Due to the huge surge in COVID-19 cases in Bethel and the region around it, the Bethel City Council passed a resolution asking people to hunker down on Oct. 27.
This action followed the Yukon-Kuskokwim Health Corporation’s top administrators and health care providers once again appealing to council members to take further action against the COVID-19 pandemic. YKHC Chief of Staff Dr. Ellen Hodges said that with 53 active cases in the city, Bethel definitely has widespread community transmission of the virus.
“I can't overstate the importance of taking action now in order to flatten the curve and spread these cases out so we don't overwhelm our health system,” Hodges said.
Bethel City Council members unanimously voted for the hunker down resolution. The resolution does not mandate, but it does ask all people in Bethel to stop participating in any gatherings of any size outside of their own households. Bethel businesses and organizations are being asked to close down and have employees work from home if possible.
Hodges said that restaurants in particular should shut down in-person dining and only have takeout and delivery options.

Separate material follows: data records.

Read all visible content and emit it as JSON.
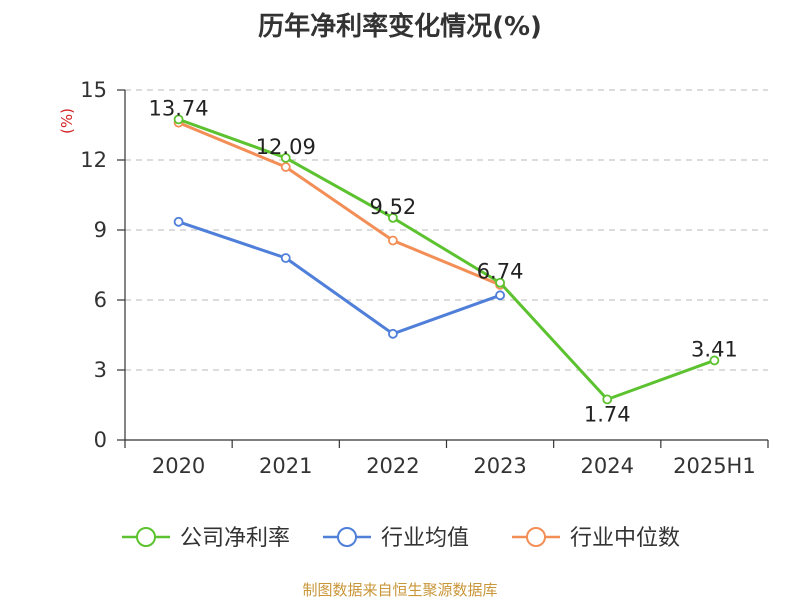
{
  "chart_data": {
    "type": "line",
    "title": "历年净利率变化情况(%)",
    "unit_label": "(%)",
    "categories": [
      "2020",
      "2021",
      "2022",
      "2023",
      "2024",
      "2025H1"
    ],
    "ylim": [
      0,
      15
    ],
    "yticks": [
      "0",
      "3",
      "6",
      "9",
      "12",
      "15"
    ],
    "grid": true,
    "legend_position": "bottom",
    "series": [
      {
        "name": "公司净利率",
        "color": "#5cc230",
        "values": [
          13.74,
          12.09,
          9.52,
          6.74,
          1.74,
          3.41
        ],
        "labels": [
          "13.74",
          "12.09",
          "9.52",
          "6.74",
          "1.74",
          "3.41"
        ]
      },
      {
        "name": "行业均值",
        "color": "#4f7fd9",
        "values": [
          9.35,
          7.8,
          4.55,
          6.2,
          null,
          null
        ]
      },
      {
        "name": "行业中位数",
        "color": "#f28e56",
        "values": [
          13.6,
          11.7,
          8.55,
          6.65,
          null,
          null
        ]
      }
    ]
  },
  "footer": {
    "source": "制图数据来自恒生聚源数据库"
  }
}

“While you're in a restaurant, it is impossible to keep your mask on the entire time as you must take it down to eat and drink. And we believe, based on the number of cases that we have in our region right now, particularly in Bethel, that this represents a risk,” Hodges said.
Bethel City Council members added a provision that will dedicate some of the city’s remaining CARES Act funds to provide economic relief for businesses that comply with the city’s request to temporarily close. Council members said that the city would need to have flexibility to provide this relief for select businesses, since some organizations would be too expensive to compensate for closing down.
YKHC said that Bethel should hunker down for at least two weeks. The resolution also asks anyone to immediately isolate if they show any symptoms of being sick. Surrounding communities and visitors are asked to limit travel into Bethel for critical personal needs and essential services. When in Bethel, visitors should isolate and prevent interaction with residents.
In addition to the hunker down resolution, Bethel City Council voted to renew its COVID-19 emergency ordinances for another 60 days. These include the city’s Declaration of Emergency, and its airport testing and facemask mandates.